To form a special relationship through breach of a statutory duty, the governing statute must authorize a private right of action. To form a special relationship by voluntarily assuming a duty to an injured person, plaintiff must demonstrate (1) an assumption by the municipality thorough promises or actions, of an affirmative duty to act on behalf of the party who was injured; (2) knowledge on the part of the municipality's agents that inaction could lead to harm; (3) some form of direct contact between the municipality's agents and the injured party; and (4) that party's justifiable reliance on the municipality's affirmative undertaking. McLean v City of New York , supra . In the case at bar, the Public Health Law relied upon by plaintiffs does not provide for governmental tort liability, nor did the COUNTY voluntarily assume a duty to plaintiff. Plaintiff cannot argue that he relied upon the affirmative actions and promises of the COUNTY when his complaint alleges that the COUNTY failed to take action. Nor did the COUNTY assume a positive direction and control in the face of a known, blatant and dangerous condition. As set forth in Abraham v City of New York, supra , this would require a showing that the COUNTY somehow affirmatively placed the plaintiff in harms way, which is not the case herein.

The McLean Court concludes that "[g]overnment action, if discretionary, may not be [*5]the basis for liability, while ministerial actions may be, but only if they violate a special duty owed to the plaintiff, apart from any duty to the public in general". Thus where no special relationship is established, there cannot be liability whether the actions at issue are characterized as ministerial or discretionary. McLean v City of New York, supra .

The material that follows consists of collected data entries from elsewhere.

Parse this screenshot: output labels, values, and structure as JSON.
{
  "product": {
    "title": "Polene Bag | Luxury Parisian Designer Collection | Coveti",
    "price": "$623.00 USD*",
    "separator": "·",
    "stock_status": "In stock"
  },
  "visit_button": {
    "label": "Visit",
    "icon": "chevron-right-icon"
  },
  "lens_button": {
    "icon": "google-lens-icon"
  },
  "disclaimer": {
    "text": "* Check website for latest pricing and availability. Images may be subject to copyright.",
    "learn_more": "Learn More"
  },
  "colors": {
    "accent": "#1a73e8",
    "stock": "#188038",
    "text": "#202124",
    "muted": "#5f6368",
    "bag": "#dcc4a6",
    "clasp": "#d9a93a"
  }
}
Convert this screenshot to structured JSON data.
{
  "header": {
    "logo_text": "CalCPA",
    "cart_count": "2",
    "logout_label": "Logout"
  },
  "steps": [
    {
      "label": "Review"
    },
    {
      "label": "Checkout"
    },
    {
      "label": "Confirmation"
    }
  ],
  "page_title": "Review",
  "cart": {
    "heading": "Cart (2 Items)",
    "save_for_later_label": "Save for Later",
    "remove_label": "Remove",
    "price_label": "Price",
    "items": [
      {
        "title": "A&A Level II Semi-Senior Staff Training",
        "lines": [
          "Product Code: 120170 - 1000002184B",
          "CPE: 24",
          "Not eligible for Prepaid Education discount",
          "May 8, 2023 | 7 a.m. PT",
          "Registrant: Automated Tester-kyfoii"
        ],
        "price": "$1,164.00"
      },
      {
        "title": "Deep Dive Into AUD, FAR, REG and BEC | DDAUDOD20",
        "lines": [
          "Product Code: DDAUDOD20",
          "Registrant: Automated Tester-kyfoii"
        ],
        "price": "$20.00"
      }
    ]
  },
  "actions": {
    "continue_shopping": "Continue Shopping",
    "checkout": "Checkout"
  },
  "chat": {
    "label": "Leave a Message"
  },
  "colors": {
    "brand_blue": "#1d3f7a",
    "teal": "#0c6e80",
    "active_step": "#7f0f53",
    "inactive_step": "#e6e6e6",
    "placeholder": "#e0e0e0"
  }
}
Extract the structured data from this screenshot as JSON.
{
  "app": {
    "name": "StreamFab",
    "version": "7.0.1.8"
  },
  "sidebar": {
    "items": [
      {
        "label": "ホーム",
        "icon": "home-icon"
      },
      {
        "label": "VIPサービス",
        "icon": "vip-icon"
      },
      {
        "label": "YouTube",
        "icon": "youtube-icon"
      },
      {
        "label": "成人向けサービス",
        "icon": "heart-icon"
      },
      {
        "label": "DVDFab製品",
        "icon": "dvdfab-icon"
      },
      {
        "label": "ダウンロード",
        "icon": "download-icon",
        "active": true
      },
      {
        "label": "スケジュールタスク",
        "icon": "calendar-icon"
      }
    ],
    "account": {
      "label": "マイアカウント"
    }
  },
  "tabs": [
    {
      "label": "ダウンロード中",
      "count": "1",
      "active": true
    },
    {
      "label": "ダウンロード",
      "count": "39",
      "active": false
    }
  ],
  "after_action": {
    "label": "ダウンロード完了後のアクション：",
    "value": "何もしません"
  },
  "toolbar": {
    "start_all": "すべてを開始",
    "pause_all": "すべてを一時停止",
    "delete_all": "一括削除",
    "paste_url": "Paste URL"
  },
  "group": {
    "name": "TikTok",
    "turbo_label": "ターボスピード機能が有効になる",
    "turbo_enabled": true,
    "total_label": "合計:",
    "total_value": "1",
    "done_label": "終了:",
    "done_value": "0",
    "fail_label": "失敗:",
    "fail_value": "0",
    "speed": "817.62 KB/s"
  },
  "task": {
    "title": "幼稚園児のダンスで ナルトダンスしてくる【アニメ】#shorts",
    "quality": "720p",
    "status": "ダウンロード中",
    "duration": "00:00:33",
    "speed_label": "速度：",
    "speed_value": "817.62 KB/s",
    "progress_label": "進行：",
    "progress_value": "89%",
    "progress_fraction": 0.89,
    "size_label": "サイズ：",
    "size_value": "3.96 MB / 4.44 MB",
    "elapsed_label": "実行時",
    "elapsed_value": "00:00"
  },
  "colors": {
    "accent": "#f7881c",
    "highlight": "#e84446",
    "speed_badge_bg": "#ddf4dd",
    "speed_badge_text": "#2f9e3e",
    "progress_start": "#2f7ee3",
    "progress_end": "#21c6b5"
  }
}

After a careful reading of the submissions herein, it is the judgment of the Court that plaintiffs cannot establish that a special relationship exists with the COUNTY and the NCDOH by any fair reading of the pleadings or the affirmations in support of the instant motion. Moreover, the "[m]ere hope that somehow the plaintiffs will uncover evidence that will prove their case" is no reason to require the COUNTY to further participate in this litigation. Kennerly v Campbell Chain Company, 133 AD2d 669, 519 NYS2d 839 (2nd Dept. 1987). To delay dismissal would be contrary to the general purpose of governmental immunity of not only providing immunity from liability but from defending law suits as well. See, Galante v County of Nassau, 186 Misc 2d 733, 720 NYS2d 325 (Supreme Nassau Col 2000).

Conclusion

Based on the foregoing, it is hereby

ORDERED, that the COUNTY and the NCDOH's cross-motion for dismissal of Action #

2 is granted; and it further

ORDERED, that, based on dismissal of Action #

2, plaintiff's motion for consolidation of Action #

2 with Action #

1 is denied, as moot.

All further requested relief not specifically granted is denied.

This constitutes the decision and order of the Court.

Dated: July 9, 2009

________________________

WILLIAM R. LaMARCA, J.S.C.

TO:

Alan W. Clark & Associates, LLC

Attorneys for Plaintiffs

650 Wantagh Avenue, Suite 1

Levittown, NY 11756

Fumuso, Kelly, DeVerna, Snyder, Swart & Farrell, LLP

Attorneys for Defendants Harvey Finkelstein, MD and Pain Care of Long Island, PC

110 Marcus Boulevard

Hauppauge, NY 11788

Lorna B. Goodman, Esq.

Nassau County Attorney

Attorney for Defendant County of Nassau and Nassau County Department of Health

One West Street [*6]

Mineola, NY 11501

Santangelo & Slattery, Esqs.

Attorneys for Defendant Long Island Surgicenter, Inc.